TSX:TH - Post by User

Comment by qwerty22on Jan 04, 2023 3:23pm
163 Views
Post# 35203441

RE:RE:RE:RE:Letter

RE:RE:RE:RE:Letter

It would be great if they could make a data driven decision based on clinical evidence. My expectation is that it isn't that clear and so there is likely always going to be some element of suck it and see. Ultimately these are empirically driven processes and so you just have to try it. I guess the FDA (and their own professionalism) should be the brake on making overly rash decisions.

The difficult thing to square is the repeated success in multiple animal models not transferring over to patients. Not just that but the preclinical paper they put out last year, I thought, really tested most of the important steps in the MOA and passed. If they don't have a clear answer as to what's going wrong then it must have them so frustrated, both believing there is some technical path out of these at the same time as seeing the increased risk. When you are hitting your goals clinical is clear, when you are failing it can be a nightmare getting to the bottom of it. What I most doubt atm is they have a clear understanding of what the issues are, it's very possible the clinical data won't give them that. I'm not against them having another go with th1902, it's worth put a little in to try rescue all that potential value but we shouldn't fool ourselves about the prospect.


jfm1330 wrote: The analysis of the TH1902 program is quite easy to make, unless they have data showing that it could work in some sub group in a cancer type, or introducing biopsy confirmation of sortilin high overexpression in a new protocol, it should be dropped. And even with the addition of biopsies, I am not sure it would be worth continuing it.

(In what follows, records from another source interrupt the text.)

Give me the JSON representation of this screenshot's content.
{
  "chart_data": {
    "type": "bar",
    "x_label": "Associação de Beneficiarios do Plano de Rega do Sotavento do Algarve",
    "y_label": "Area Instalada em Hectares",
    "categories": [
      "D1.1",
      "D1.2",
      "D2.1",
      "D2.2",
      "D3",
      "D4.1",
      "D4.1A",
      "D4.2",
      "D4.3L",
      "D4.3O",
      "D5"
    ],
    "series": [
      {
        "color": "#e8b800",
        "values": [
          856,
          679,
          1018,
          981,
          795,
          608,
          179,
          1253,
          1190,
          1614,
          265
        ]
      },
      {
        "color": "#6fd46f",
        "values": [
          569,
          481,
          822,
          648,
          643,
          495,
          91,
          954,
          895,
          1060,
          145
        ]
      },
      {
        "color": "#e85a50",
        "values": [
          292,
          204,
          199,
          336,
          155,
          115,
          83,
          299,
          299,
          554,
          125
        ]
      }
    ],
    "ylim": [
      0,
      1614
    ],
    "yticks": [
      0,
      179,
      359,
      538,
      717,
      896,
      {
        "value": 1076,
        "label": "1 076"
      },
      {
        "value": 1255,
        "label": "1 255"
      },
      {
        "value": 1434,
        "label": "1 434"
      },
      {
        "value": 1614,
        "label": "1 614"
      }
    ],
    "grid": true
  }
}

As I wrote previously here, there is no targeted PDC approved in which the warhead is a cytotoxic drug. The one that went the furthest on that path was Aeterna Zentaris' Zoptrex, in which the warhead was doxorubicin, and it failed, despite going up to a pretty large phase III. One of the possible explaination I found for Zoptrex failure in humans was that the linker was not stable enough in the microenvironment of the tumors, outside cancer cells. Zoptex had glorious results in animal models like TH1902. The key is how it behaves in real patients with complex tumors, not a xenograft of a single cancer cell line.

Remember, one of the main difference between sucessful PDCs using radionuclides like Lutathera and candidates using chemo drugs like TH1902 or Zoptrex, is the fact that the former has a stable linker, not a cleavable one. This eliminates a big variable from the equation. No need to have a linker stable enough in the bloodstream, but not stable inside the cells. PDCs with so called selective linker will leak drug in the bloodstream. It's unavoidable, while radionuclides PDCs with a very stable linker won't leak the radionuclide at all. So the toxicity is much easier to control that way. On top of it, imaging capacity allows to exactly know where the PDC is going in the human body, in tumors, but also in healthy organs.

All that to say that I reiterate what I already wrote here after the news on TH1902. If their data is showing that some of TH1902 is going into human cells expressing sortilin, which is the critical part of the proof of concept if you want togo with a new PDC, then they should go back to preclinical, ideally with the radionuclide chemistry. It already exists and it's patent free. So do the preclinical work on that and try to find a partner to push it forward. It would eliminate the Trodelvy blockbuster scenario, but it would still have a lot of value, even with a partner involved.